In Casablanca, the prominent themes of unhappy love and self-sacrifice set this romantic melodrama apart from most in its genre. These themes are best expressed in the interactions of the three main characters: Victor Laszlo, a heroic political leader; Ilsa Lund, an enigmatic femme fatale; and Richard (Rick) Blaine, a seemingly morally ambiguous night club owner. An unusual love triangle forms with the two men's mutual love for the intermediary woman. Unlike the archetypal romantic triangle which includes the betrayed husband and the victorious lover, this situation results in unhappiness and loss for all involved. All three are willing to sacrifice for this love, regardless of the suffering that results from its pursuit. .

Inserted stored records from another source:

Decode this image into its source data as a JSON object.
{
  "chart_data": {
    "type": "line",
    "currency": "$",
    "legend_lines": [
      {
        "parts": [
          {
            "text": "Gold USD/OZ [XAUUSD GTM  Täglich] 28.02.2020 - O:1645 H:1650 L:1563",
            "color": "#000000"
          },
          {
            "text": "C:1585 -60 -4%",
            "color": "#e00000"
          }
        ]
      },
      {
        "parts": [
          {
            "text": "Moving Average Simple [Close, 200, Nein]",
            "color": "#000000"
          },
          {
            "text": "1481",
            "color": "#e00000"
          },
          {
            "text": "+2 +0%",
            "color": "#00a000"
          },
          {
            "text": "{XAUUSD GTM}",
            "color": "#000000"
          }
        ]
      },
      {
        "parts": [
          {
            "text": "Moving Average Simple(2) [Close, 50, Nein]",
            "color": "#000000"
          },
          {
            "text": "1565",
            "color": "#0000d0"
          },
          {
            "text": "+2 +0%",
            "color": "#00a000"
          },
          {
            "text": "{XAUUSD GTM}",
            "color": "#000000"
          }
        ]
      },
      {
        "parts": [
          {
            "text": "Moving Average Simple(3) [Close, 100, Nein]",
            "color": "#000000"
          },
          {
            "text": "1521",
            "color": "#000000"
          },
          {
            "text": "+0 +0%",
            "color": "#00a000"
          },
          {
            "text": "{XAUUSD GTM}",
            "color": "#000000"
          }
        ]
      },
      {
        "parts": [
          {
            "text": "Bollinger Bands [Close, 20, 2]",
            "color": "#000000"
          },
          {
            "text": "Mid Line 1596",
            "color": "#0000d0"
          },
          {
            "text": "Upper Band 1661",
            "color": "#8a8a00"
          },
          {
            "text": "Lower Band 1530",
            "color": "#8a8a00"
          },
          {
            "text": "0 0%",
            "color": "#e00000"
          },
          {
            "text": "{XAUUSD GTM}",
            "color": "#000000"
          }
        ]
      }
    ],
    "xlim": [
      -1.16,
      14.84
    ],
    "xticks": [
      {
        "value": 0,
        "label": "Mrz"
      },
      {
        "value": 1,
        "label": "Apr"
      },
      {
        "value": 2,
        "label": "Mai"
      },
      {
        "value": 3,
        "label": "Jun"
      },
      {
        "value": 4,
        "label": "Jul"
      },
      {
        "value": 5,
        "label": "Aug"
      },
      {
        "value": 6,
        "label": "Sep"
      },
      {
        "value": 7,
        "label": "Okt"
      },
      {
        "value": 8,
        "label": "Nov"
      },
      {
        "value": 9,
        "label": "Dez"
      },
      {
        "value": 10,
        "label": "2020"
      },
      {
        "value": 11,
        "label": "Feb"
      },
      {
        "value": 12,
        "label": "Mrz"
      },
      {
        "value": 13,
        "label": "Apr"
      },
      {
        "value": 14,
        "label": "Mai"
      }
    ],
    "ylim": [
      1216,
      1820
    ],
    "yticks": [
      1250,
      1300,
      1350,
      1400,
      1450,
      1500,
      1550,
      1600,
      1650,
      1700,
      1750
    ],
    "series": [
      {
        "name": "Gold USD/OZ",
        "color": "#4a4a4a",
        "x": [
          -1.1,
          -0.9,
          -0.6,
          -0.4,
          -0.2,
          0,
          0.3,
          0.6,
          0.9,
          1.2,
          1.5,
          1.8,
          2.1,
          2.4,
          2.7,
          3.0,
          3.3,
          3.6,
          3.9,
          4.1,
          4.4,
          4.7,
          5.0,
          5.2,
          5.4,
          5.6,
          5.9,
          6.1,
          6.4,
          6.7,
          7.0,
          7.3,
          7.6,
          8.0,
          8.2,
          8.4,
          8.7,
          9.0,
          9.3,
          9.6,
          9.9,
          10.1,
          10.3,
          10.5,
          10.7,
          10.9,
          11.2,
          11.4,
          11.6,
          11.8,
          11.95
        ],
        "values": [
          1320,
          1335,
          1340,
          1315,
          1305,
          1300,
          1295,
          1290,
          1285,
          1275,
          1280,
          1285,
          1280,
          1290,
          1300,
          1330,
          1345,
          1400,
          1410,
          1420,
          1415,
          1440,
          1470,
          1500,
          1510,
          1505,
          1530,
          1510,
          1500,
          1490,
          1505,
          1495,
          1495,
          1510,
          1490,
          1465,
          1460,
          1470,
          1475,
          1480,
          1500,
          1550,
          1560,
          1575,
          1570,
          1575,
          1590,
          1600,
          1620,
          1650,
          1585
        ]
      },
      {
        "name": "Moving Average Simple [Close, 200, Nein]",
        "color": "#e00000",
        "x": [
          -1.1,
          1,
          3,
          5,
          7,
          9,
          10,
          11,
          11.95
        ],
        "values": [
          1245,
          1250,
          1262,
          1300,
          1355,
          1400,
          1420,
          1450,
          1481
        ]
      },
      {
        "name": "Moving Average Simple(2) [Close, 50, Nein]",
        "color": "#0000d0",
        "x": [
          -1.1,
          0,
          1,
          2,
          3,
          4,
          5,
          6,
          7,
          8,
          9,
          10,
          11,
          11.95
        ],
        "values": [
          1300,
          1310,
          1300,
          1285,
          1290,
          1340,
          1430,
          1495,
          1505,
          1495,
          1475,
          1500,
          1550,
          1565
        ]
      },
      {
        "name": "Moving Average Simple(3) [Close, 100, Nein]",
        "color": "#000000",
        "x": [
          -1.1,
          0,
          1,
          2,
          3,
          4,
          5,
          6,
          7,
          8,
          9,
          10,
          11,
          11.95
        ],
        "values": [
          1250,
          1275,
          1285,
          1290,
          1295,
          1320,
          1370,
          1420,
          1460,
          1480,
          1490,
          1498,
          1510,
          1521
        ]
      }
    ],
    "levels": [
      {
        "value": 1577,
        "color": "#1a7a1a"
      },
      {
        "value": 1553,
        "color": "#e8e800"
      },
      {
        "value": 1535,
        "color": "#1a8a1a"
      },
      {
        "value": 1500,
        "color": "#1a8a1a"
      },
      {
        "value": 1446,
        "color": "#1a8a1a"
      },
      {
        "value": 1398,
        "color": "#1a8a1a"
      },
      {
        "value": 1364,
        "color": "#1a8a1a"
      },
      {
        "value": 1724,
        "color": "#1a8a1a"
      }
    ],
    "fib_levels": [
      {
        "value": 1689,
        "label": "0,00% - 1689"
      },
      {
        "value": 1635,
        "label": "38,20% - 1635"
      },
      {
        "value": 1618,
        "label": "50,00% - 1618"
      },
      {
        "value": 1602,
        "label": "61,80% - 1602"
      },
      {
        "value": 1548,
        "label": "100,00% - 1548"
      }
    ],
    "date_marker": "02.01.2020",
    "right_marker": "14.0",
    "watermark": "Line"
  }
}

Victor is portrayed as an idealistic leader, whose unwavering devotion to his political cause is only challenged by his tremendous love for his wife. He is, in every respect, a virtuous human. In fact, his only possible short-coming seems to be his lack of romantic passion or intimacy with his wife. However, he suggests, in his own self-sacrificial offer, that Rick "use the letters to take her away from Casablanca." Not only is Victor sacrificing his wife to another man, he is also giving up his only chance to escape from the almost certain death he faces in Casablanca. Victor's courageous offer demonstrates the depth of his love for his wife. In the end, Victor must live unhappily with the knowledge that Ilsa is not truly his; she remains with him because of her love for another man. .
Ilsa is one of the most enigmatic figures in this story. She is torn between her passionate love for Rick and her vows of marriage to Victor. She is deluded by her confusing feelings for her husband. She loves him as a "heroic father figure." Her inescapable love for Rick causes her to completely surrender her will to his judgment. She offers to willingly sacrifice herself to him in a loving, but adulterous relationship.